CONCEPÇÕES DE ESTUDANTES DO CURSO DE PEDAGOGIA

MARLI AMÉLIA LUCAS PEREIRA

Coordenadora do Curso de Pedagogia e Pós-graduação Lato Sensu Educação Infantil e

Alfabetização (FAAT – Faculdades Atibaia);

Doutoranda no programa de Pós-graduação Educação: Psicologia da Educação

(PUC – SP).

EDUARDO DE LUCAS PEREIRA

Professor no curso de Pedagogia da FAAT – Faculdades Atibaia;

Professor na rede municipal de ensino da Prefeitura da Estância de Atibaia-

E.M.E.F. “Prefeito Takao Ono”.

Entre os inúmeros desafios que nos acompanham como professores formadores

encontram-se questões relativas à Orientação de Estágio e às possibilidades de

conseguirmos promover a integração entre as disciplinas com a prática e com os

conhecimentos dos professores profissionais. Entendendo que a formação do professor

ocorre ao longo do tempo, o objetivo deste trabalho é analisar as concepções de

estudantes do curso de Pedagogia a respeito da realização do Estágio em Educação

Infantil. A investigação que apresentamos ocorreu no segundo semestre de 2011 e foi

desenvolvida a partir das ações realizadas na disciplina Orientação de Estágio I –

Educação Infantil, oferecida para alunos do quarto semestre, segundo ano, do curso de

Pedagogia de uma faculdade particular noturna no interior do Estado de São Paulo. O

instrumento utilizado para a coleta de dados foi a autoavaliação realizada por quarenta e

seis (46) estudantes do curso de Pedagogia. Os dados obtidos foram analisados na

perspectiva da análise de conteúdo. No presente estudo optamos pela análise categorial,

que possibilitou um interessante trabalho de desmembramento do texto escrito pelos

alunos de pedagogia em unidades e em categorias segundo reagrupamentos

semelhantes. Numa fase posterior, os dados foram reorganizados em duas grandes

categorias: contribuições do estágio no processo de formação e críticas para a realização

do estágio. Entendemos que a Orientação de Estágio pode contribuir para que o futuro

professor ultrapasse o nível do senso comum, à medida que os conhecimentos teóricos

vão favorecendo a compreensão do fenômeno da educação em diferentes dimensões.
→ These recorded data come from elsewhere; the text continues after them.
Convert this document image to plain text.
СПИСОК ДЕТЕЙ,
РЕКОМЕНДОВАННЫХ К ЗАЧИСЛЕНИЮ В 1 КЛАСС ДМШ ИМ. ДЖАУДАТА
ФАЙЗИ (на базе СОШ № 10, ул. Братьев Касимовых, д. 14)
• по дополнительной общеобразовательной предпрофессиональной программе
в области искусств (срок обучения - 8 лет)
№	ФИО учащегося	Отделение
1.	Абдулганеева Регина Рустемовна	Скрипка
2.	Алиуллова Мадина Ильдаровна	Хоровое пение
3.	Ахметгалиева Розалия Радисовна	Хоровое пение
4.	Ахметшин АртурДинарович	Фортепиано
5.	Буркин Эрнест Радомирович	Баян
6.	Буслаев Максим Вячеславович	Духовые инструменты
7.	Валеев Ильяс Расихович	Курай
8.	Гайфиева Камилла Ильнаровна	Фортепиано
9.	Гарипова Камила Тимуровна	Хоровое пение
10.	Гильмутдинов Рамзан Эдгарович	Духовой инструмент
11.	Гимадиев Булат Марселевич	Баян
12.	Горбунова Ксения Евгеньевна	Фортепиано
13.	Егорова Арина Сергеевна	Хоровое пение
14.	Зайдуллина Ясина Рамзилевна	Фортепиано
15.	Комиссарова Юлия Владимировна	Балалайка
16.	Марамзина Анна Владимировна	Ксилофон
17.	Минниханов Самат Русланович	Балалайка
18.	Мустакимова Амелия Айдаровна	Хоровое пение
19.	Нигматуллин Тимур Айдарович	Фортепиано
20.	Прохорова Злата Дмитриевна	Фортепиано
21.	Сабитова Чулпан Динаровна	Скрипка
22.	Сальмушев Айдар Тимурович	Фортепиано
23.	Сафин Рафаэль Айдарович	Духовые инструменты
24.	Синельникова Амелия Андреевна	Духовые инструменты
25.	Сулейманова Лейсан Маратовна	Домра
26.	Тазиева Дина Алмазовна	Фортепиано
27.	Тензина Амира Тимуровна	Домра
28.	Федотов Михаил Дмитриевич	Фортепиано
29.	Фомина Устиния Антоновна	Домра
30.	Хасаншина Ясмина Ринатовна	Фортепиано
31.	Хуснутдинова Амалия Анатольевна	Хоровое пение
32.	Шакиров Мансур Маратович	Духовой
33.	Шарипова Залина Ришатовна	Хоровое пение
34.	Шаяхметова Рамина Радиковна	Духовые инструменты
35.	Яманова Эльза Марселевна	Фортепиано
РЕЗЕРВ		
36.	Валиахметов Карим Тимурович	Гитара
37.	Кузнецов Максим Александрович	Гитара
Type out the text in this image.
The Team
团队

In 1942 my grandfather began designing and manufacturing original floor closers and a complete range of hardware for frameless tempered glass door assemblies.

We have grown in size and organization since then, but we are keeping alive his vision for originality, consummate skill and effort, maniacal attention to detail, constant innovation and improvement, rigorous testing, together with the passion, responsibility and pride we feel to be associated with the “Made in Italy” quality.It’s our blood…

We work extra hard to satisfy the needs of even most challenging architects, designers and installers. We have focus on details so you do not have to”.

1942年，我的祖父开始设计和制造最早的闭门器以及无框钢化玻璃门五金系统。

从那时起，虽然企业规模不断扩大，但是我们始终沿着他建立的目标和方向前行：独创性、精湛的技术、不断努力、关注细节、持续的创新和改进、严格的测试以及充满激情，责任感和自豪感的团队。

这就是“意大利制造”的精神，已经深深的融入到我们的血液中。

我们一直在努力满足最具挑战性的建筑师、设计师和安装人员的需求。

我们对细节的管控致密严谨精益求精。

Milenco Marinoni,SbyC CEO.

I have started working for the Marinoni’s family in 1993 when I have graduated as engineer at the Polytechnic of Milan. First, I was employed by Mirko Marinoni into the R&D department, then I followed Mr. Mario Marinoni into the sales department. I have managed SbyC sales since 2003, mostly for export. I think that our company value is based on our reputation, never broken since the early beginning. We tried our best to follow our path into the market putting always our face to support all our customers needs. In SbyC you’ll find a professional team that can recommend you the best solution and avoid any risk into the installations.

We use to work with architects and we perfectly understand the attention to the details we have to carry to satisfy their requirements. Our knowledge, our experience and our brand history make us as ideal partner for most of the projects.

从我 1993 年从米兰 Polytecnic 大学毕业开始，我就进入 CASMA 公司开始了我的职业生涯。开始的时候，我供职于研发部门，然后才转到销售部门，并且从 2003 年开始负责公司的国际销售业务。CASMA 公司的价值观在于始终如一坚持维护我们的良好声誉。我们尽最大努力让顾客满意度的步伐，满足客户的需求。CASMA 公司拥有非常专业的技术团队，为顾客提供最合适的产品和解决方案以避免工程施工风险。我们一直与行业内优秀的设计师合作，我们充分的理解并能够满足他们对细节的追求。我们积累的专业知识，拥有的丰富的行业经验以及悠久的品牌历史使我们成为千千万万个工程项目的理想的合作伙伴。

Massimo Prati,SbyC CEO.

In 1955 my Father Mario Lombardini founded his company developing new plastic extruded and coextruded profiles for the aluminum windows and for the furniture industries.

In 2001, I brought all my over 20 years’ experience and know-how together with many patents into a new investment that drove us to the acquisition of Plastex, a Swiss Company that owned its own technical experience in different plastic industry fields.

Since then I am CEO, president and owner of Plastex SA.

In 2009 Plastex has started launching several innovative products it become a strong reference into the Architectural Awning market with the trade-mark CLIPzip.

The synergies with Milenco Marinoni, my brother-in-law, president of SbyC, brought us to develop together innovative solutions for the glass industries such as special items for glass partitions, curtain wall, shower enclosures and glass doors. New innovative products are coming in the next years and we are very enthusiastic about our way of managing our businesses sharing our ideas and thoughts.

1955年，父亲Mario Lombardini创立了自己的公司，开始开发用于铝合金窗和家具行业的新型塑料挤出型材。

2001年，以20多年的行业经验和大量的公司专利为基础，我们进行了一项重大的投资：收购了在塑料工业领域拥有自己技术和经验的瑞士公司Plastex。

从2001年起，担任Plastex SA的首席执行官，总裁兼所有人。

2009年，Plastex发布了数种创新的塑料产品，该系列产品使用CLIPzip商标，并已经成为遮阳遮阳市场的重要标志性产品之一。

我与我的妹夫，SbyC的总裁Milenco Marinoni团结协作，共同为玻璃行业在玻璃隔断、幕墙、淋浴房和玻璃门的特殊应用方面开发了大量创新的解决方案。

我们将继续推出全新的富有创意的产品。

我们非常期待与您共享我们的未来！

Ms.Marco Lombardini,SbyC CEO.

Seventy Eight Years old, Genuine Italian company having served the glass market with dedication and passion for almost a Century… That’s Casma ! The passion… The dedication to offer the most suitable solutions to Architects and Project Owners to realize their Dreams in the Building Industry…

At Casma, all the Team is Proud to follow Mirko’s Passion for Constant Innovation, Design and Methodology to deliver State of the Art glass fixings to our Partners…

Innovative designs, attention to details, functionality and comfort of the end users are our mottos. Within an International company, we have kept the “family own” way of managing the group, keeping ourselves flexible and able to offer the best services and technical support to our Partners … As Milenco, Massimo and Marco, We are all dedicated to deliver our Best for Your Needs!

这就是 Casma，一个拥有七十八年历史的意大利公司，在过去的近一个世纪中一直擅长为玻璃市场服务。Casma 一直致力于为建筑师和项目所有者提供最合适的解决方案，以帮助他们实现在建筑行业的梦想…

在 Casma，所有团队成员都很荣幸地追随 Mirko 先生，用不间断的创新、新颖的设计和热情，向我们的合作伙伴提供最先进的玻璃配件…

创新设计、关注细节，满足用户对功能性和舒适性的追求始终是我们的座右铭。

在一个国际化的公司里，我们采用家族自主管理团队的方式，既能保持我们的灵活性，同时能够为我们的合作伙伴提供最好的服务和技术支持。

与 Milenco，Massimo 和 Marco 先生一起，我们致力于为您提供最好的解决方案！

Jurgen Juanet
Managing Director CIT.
Além disso, esses conhecimentos devem ser apreendidos em situações que propiciem

problematização, investigação, reflexão, invenção, criatividade e que possibilitem,

ainda, a transformação de crenças e representem a complexidade da situação de ensino.

Palavras-chave: Estágio Supervisionado; Educação Infantil; Concepção; Pedagogia.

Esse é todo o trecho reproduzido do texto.